I think you may be referring to agglomerated and non-agglomerated bentonite.

"Irene" > wrote in message
om...
> In making wine from kits, I noticed two types of bentonite:
>
> Brew King--mixes instantly in warm water with a spoon if you sprinkle
> it in slowly.
>
> Vineco--lumps like hell and even a blender doesn't always smooth it
> out.
>
> Ask your dealer to buy you the Brew King bentonite by the kg, the
> price is veryr easonable in bulk.--Irene
>
>
> "Tom S" > wrote in message

. com>...
> > "Kevin" > wrote in message
> > m...
> > > Tom S
> > > What would you consider a light bentonite for a 23 l kit, red or

white?
> > > Thank you.

> >
> > One to two pounds per thousand gallons. Be sure to thoroughly hydrate

the
> > bentonite first in hot water (~50g/l), let it sit overnight, and mix it

in
> > slowly while stirring the wine vigorously.
> >
> > Tom S




Jørn Dahl-Stamnes 03-11-2003 12:27 PM

Clearing red wine
 
In article >, (Irene) wrote:
>In making wine from kits, I noticed two types of bentonite:
>
>Brew King--mixes instantly in warm water with a spoon if you sprinkle
>it in slowly.
>
>Vineco--lumps like hell and even a blender doesn't always smooth it
>out.


Just added bentonite to a black-currant wine. I just wondered how long it can
be in the wine before must do something with the wine?

Can bentonite do any harm if it stay on the carboy for a longer time?

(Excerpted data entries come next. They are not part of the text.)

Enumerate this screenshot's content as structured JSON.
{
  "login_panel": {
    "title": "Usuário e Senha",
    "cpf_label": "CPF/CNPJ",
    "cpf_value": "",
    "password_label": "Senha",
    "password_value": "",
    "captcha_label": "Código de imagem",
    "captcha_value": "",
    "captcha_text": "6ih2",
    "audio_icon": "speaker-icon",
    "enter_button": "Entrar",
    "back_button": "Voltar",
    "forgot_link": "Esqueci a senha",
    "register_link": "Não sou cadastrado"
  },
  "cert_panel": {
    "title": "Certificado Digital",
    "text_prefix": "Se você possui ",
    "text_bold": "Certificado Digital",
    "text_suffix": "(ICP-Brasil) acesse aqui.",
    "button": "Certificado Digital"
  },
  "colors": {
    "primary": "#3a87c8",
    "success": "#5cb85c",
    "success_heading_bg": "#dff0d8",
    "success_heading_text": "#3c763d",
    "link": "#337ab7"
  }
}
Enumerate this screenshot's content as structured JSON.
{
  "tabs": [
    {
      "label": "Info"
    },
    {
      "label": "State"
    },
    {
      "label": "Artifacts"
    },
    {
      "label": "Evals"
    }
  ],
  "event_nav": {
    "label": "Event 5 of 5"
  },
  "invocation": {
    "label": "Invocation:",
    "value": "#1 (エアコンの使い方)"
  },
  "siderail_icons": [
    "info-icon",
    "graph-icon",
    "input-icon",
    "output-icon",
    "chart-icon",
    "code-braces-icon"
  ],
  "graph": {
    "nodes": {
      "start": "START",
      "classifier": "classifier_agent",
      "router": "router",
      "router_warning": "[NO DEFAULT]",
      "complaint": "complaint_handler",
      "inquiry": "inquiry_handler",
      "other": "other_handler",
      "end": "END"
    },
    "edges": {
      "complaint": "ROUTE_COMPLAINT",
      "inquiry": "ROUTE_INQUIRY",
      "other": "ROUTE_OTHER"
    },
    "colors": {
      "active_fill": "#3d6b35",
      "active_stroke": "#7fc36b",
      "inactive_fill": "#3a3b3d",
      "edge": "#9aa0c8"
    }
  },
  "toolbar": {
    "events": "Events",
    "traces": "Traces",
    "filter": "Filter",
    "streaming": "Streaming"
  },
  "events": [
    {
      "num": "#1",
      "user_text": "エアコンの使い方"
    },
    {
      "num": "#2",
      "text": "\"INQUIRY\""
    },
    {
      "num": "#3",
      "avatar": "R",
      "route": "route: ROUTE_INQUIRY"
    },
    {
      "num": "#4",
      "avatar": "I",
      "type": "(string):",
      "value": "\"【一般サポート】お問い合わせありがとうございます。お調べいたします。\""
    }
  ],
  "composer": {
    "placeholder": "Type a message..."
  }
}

Jørn Dahl-Stamnes, EDB Teamco AS
e-mail:
(remove nospam first)
web:
http://spiderman.novit.no/dahls/

Tom S 03-11-2003 01:25 PM

Clearing red wine
 

"Jørn Dahl-Stamnes" > wrote in message
...
> Just added bentonite to a black-currant wine. I just wondered how long it

can
> be in the wine before must do something with the wine?
>
> Can bentonite do any harm if it stay on the carboy for a longer time?


No.

Tom S



bob 04-11-2003 03:53 AM

Clearing red wine
 
try this: http://www.thegrape.net/browse.cfm/2,1319.html just attach
it to a drill and viola!

Bob

"Negodki" > wrote in message >...
> "A.J. Rawls" > wrote:
>
> > Mixing bentonite thoroughly is so easy to say/type... But it is truly
> > difficult to do.. Does anyone have any hints on how to do this
> > without using an industrial blender???

>
> The method suggested in CJJ Berry's "First Steps" is to mix 4.5 tsp (~21
> gms) bentonite and 250 ml of hot water in a one pint jar, and shake it
> vigorously. Then let sit 12-24 hours. [This provides enough "slurry" to
> treat a 5-gallon batch.] I've tried this, and it seems to work well. I use
> a 16-oz plastic bottle, such as those in which vitamin tablets are sold.
>
> An alternative, which I prefer, is to use 250 ml of must rather than hot
> water. There is no need to heat the must, the slurry is ready for use in
> less time, and there is no dilution of your wine.
>
> As to mixing the bentonite slurry into the wine, CJJ suggests "shaking" the
> carboy gently for 30 minutes to keep the bentonite in suspension. I prefer
> stirring it with a glass or plastic rod (a racking cane will do the job).
> One of these days, I plan to put a small motor on a stainless steel rod, so
> I can do other things while the must is being stirred.